The gems and jewellery sector is overwhelmed with the Union Budget 2022-23. There is a swathe of favourable policy reforms announced that empowers the industry and
puts it on a firm footing to capitalise on growth opportunities in the coming decade, says a release by the The Gem and Jewellery Export Promotion Council
Reduction in customs duty on cut and polished diamonds and coloured gemstones from 7.5 per cent to 5 per cent and nil on sawn diamonds is a welcome move.
“The Indian gem & jewellery sector is one of the leading contributors to the national economy and the country is the undisputed leader in diamond processing. Reduction
in import duty on cut and polished diamonds to 5 per cent will further help in strengthening the sector and retain its leadership position,” says Colin Shah, Chairman, GJEPC.
“India has always aspired to be the ‘Jewellery Capital of the World’ but for that besides manufacturing we need trading as well. High duty on cut and polished diamonds
was impacting business and we were losing out to Dubai, Hong Kong and Antwerp. Lower duties will help us to bring that business to India,” he added.
Besides that, Shah explains that since Indian jewellery exporters have been working with retailers across the globe for years, there have been rejections, breakage,
repair etc. but these pieces of jewellery and gemstones could not be brought into the country because of high duties. “It will enable manufacturers to bring those back,” he said.
Nearly 10 per cent of the rough diamonds that come into India are sawn diamonds. Sawn diamonds are diamonds where the miner is sawing the diamond into half. So it
is a semi-processed rough diamond. “With a 7.5 per cent duty it was unviable to manufacture (cut and polish) the diamond in India. Now with the duty becoming nil we will be able to manufacture sawn diamonds in India,” Shah argued.
Another positive point is the extension of the Emergency Credit Line Guarantee Scheme (ECLGS) for MSMEs up to March 2023. This will benefit the sector as nearly 90
per cent of the gem and jewellery sector consists of MSMEs, explains Shah.
“Acceptance of personal surety bonds in place of bank guarantee for import of gold will meet our longstanding demand of simplifying duty free gold availability, especially
to the SME exporters of gold jewellery and revive the exports of plain gold jewellery. Bank guarantees led to blockage of capital. Surety bonds will lead to unlocking of capital for all our manufacturers. This will increase liquidity and help gold jewellery
exports,” added Shah.
Shah is also pleased with the announcement of a simplified regulatory framework by June 2022 to facilitate gem and jewellery exports through the e-commerce route.
“This will ensure that jewellers from every district in the country are able to ship their products overseas in a fast and economical manner.
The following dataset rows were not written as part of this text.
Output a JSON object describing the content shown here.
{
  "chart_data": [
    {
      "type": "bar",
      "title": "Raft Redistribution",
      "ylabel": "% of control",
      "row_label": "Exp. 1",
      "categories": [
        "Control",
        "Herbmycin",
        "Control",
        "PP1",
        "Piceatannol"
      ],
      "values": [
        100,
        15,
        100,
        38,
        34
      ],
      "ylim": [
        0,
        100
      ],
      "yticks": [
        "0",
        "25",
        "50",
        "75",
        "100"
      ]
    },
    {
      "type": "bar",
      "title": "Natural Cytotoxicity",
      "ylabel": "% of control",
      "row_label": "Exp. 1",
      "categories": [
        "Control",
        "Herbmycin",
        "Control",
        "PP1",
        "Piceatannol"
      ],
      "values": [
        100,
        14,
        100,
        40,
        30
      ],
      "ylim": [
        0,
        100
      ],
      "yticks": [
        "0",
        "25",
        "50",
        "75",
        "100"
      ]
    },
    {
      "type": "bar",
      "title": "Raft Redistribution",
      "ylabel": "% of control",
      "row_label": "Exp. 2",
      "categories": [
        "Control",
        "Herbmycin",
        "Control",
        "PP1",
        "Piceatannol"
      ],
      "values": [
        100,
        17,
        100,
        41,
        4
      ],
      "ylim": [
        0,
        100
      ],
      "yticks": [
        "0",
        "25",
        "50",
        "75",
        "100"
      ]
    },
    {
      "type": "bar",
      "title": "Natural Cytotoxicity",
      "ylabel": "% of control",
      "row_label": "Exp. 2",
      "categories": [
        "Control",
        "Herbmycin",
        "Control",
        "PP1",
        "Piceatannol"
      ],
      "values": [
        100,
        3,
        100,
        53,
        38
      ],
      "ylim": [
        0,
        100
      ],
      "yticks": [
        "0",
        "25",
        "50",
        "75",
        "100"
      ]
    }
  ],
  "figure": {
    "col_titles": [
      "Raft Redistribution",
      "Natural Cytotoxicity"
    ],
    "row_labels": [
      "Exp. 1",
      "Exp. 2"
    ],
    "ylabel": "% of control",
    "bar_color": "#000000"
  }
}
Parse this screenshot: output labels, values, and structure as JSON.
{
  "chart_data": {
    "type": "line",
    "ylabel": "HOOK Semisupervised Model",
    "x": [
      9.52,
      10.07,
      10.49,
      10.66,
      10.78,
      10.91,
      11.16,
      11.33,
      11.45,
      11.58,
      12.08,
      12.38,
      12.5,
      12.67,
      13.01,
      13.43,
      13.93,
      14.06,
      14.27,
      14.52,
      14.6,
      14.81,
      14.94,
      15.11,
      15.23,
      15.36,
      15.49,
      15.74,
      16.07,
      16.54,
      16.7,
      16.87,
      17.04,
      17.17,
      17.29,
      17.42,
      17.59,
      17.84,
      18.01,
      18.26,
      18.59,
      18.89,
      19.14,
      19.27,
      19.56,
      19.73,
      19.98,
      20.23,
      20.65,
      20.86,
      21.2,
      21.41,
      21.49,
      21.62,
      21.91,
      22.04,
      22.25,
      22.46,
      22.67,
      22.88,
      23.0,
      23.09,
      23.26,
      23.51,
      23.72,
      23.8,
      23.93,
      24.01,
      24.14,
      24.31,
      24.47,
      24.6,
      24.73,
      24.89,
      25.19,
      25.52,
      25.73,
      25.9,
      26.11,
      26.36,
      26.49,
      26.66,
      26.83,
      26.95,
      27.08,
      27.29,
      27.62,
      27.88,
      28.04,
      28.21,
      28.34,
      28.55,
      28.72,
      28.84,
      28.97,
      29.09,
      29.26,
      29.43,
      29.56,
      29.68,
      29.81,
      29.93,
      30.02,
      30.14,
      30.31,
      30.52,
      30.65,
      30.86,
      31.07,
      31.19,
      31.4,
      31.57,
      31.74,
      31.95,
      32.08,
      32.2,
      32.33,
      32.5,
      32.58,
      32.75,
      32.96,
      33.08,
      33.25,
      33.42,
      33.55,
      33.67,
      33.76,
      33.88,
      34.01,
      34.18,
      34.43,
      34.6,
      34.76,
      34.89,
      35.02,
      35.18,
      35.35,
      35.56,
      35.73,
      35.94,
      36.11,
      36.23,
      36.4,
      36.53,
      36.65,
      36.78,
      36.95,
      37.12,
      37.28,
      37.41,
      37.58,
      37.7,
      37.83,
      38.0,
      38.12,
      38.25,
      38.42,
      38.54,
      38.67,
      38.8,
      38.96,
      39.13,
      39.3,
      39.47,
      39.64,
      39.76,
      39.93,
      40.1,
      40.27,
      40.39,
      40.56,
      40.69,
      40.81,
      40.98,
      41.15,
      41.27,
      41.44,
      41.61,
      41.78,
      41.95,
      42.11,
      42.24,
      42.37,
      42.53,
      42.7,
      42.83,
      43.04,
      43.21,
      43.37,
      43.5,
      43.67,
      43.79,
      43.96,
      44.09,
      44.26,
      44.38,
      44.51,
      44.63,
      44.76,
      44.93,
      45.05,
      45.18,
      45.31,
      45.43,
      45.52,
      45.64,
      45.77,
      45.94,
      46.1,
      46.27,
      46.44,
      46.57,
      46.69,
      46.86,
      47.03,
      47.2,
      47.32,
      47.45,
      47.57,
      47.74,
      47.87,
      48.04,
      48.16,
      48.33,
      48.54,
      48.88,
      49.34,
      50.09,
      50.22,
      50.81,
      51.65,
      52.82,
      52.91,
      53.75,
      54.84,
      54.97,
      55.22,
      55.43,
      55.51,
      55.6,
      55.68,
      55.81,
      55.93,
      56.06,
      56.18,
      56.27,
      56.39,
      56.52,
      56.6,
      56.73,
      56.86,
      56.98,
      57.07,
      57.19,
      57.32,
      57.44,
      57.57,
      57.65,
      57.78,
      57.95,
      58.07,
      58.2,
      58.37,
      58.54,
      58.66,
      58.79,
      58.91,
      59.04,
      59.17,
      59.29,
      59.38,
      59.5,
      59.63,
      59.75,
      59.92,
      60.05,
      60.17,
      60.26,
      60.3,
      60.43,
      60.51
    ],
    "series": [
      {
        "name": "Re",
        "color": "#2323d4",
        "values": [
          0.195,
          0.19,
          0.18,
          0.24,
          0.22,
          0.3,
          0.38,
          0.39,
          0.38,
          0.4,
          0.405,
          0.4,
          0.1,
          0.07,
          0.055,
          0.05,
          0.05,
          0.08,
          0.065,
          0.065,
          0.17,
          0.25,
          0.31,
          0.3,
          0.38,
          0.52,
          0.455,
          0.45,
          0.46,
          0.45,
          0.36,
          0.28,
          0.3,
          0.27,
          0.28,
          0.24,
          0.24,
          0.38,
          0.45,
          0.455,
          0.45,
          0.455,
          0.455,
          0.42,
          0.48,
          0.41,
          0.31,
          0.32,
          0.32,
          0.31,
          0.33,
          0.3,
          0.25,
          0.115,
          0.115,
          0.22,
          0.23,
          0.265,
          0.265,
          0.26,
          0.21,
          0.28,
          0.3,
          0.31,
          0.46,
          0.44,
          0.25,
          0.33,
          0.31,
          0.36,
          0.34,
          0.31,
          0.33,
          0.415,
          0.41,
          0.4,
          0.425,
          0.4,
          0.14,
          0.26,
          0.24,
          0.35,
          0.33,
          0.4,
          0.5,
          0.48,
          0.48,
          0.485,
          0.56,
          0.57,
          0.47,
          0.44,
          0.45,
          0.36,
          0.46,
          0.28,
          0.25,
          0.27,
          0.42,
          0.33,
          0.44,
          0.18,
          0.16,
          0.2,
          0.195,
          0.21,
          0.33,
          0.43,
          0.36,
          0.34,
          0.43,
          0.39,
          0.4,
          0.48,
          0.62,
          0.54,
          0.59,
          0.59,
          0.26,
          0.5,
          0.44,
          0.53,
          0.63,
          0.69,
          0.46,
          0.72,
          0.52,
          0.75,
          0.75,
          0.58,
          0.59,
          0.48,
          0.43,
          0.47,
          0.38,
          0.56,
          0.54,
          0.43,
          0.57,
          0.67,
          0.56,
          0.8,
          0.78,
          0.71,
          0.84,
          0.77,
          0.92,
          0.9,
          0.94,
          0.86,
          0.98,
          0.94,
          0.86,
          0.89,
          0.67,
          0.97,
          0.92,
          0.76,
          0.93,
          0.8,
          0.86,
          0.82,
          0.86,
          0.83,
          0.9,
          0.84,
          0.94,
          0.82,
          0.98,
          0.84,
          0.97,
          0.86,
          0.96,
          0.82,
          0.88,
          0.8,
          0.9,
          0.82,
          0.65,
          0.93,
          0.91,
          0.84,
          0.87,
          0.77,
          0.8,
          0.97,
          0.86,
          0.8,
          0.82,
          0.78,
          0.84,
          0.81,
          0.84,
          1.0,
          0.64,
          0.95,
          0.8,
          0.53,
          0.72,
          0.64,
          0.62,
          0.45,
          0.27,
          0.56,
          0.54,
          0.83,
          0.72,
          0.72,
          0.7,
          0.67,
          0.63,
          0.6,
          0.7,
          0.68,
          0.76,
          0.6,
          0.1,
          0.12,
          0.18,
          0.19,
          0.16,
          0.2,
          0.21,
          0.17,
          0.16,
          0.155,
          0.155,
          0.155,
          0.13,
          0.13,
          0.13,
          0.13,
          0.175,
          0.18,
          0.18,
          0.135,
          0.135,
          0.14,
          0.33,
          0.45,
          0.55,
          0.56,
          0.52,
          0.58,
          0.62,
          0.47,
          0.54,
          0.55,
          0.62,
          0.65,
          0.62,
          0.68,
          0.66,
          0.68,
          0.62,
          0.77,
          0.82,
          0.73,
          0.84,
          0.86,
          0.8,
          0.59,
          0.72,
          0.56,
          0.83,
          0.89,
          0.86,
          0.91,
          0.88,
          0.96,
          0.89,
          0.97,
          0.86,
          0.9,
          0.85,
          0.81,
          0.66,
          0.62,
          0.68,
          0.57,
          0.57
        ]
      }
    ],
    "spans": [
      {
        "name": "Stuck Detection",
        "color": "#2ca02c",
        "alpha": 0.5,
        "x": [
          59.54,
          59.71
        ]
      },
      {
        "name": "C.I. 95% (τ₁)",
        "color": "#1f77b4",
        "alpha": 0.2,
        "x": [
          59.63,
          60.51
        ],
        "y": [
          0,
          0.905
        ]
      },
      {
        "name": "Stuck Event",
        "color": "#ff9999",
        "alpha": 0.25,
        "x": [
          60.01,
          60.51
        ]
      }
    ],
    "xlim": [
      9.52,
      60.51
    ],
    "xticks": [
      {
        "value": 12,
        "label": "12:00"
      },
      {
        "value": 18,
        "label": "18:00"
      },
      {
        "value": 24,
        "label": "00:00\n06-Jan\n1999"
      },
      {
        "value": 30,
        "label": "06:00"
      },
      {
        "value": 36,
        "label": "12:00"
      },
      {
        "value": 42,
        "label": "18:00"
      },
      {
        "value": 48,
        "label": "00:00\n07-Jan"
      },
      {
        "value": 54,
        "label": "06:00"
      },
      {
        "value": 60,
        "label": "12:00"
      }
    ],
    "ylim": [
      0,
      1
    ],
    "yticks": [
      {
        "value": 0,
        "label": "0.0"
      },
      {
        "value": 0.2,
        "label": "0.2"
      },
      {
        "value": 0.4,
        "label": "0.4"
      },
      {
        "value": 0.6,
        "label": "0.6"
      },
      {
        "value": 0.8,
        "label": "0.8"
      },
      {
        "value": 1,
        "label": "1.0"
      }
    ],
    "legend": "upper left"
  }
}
This is the need of the
hour as the e-commerce sales of jewellery are growing exponentially in US and the consuming markets. The broad basing of the exports through this measure have the potential to grow the exports from this sector to $100 billion in the next 5 years,” he said.
The finance minister’s announcement to bring in a new SEZ regime by changing the SEZ Act will also benefit the gems and jewellery sector.
“The exports from SEZ are growing at a rapid pace and have the potential of getting FDI in manufacturing and exports of jewellery from SEZ and take the country’s exports
to one trillion dollars within the next three years,” he added.
Currently India is the second-largest exporter of gold jewellery in the world, next to China. Studded Gold jewellery exports for the period April 2021 to December
2021 grew by 56 per cent to $4084.37 million as compared to $2615.09 million for the same period of 2019. However, exports of plain gold jewellery for the period of April 2021 to Dec 2021 declined by 57.47 per cent to $2830.84 million as compared to $6655.84
million for the same period of 2019.
The overall gem and jewellery exports from April 2021 to December 2021, grew 5.76 per cent to $29084.0 million as compared to compared to $27500.85 million for the
same period in 2019.
“This year we will end the year between $35-40 billion. We aspire to go to $70 billion in the next three years and to $100 billion in the next 5-7 years,” said Shah.